10.22.2020

Random Thursday Morning Thoughts

 


  • Texas hospitalizations: +194.

    • Four new cases at Decatur High this week. 
    • COVID seems to be hitting Wichita Falls hard. Its local hospital is headed towards ICU capacity, and the entire Midwestern State football team is in quarantine. 
    • That Everman police officer I mentioned the other day has died
  • I love Borat (and, for that matter, Ali G).

    • One of the biggest takeaways from that Rudy segment in the upcoming Borat movie (released Friday) is that how dumb and gullible that Giuliani is. If he can be duped by the filmmakers, he's been a sitting duck for the Russians as he runs around the Ukraine.
    • Flashback to Rudy's "Communications Director" from July. Uh, not so much:


  • If you haven't seen the 24 second video of Biden hugging the son of a man killed in the Parkland School Shooting you need to. This election is a good man vs. a bad man, and it is as simple as that. 

  • Hot opinion from President Obama on local races. He ain't wrong. 

  • I'm a big fan of the Traces of Texas twitter account because of all of the old photos it posts. Yesterday they gave us one from Jacksboro "circa late 1930s."

  • This morning:


  • It will soon be forgotten (if it hasn't been already) but Andy Dalton avoiding a safety and actually completing a pass after this moment is really incredible: 

  • Trouble continues to brew on the 40 Acres over the Eyes of Texas. Yesterday, The Daily Texan ran a story that said the Longhorn Band would not play at Saturday's UT/Baylor game after an internal survey of band members, which asked if they were willing to play the song, revealed there wouldn't be enough "necessary instrumentation" left over to participate.

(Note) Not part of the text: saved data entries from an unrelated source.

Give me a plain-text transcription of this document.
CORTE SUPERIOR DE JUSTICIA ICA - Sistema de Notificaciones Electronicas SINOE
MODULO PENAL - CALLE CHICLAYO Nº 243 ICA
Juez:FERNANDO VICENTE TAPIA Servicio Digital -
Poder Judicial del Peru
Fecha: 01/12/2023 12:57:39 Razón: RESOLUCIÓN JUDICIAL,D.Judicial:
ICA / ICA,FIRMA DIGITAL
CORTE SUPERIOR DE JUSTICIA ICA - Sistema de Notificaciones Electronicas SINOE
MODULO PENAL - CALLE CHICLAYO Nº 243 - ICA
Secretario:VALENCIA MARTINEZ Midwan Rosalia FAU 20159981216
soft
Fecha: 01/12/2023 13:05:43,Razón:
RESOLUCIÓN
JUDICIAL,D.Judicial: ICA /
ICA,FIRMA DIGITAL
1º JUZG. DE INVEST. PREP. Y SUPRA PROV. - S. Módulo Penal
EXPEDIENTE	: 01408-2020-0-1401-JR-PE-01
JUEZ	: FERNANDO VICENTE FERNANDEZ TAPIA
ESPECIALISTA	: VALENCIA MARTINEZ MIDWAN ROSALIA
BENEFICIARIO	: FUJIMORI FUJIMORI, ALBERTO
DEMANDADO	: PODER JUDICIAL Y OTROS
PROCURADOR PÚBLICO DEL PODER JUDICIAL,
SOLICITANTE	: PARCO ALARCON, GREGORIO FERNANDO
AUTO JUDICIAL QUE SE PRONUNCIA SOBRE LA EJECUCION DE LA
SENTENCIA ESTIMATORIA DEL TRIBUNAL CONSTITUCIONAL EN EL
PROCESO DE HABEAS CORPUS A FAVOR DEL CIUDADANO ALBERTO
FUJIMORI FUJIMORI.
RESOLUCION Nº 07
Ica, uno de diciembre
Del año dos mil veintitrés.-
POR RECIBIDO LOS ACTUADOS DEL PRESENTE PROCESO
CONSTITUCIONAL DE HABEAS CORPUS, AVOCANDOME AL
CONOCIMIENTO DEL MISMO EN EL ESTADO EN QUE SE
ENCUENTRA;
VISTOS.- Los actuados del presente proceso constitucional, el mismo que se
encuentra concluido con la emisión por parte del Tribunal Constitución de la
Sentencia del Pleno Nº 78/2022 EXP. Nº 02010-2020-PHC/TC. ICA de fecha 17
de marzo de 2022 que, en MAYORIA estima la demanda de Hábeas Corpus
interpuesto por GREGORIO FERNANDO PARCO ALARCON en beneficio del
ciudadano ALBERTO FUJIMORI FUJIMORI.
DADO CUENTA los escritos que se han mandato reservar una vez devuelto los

UT President Jay Hartzell response is here
  • Burnt Orange Nation, which has 25,000 Twitter followers, just put up a poll about the song. I have no idea what the results will be. (You have to vote at the link in order to see the current results.)

  • Every police force within Tarrant County now have the means to get a search warrant for blood in every DWI case (even first time offenders).  It's always been a murky question for me: When do the neutral judges' cooperation in signing the warrants become so complete that they become a 24 hour arm of the police?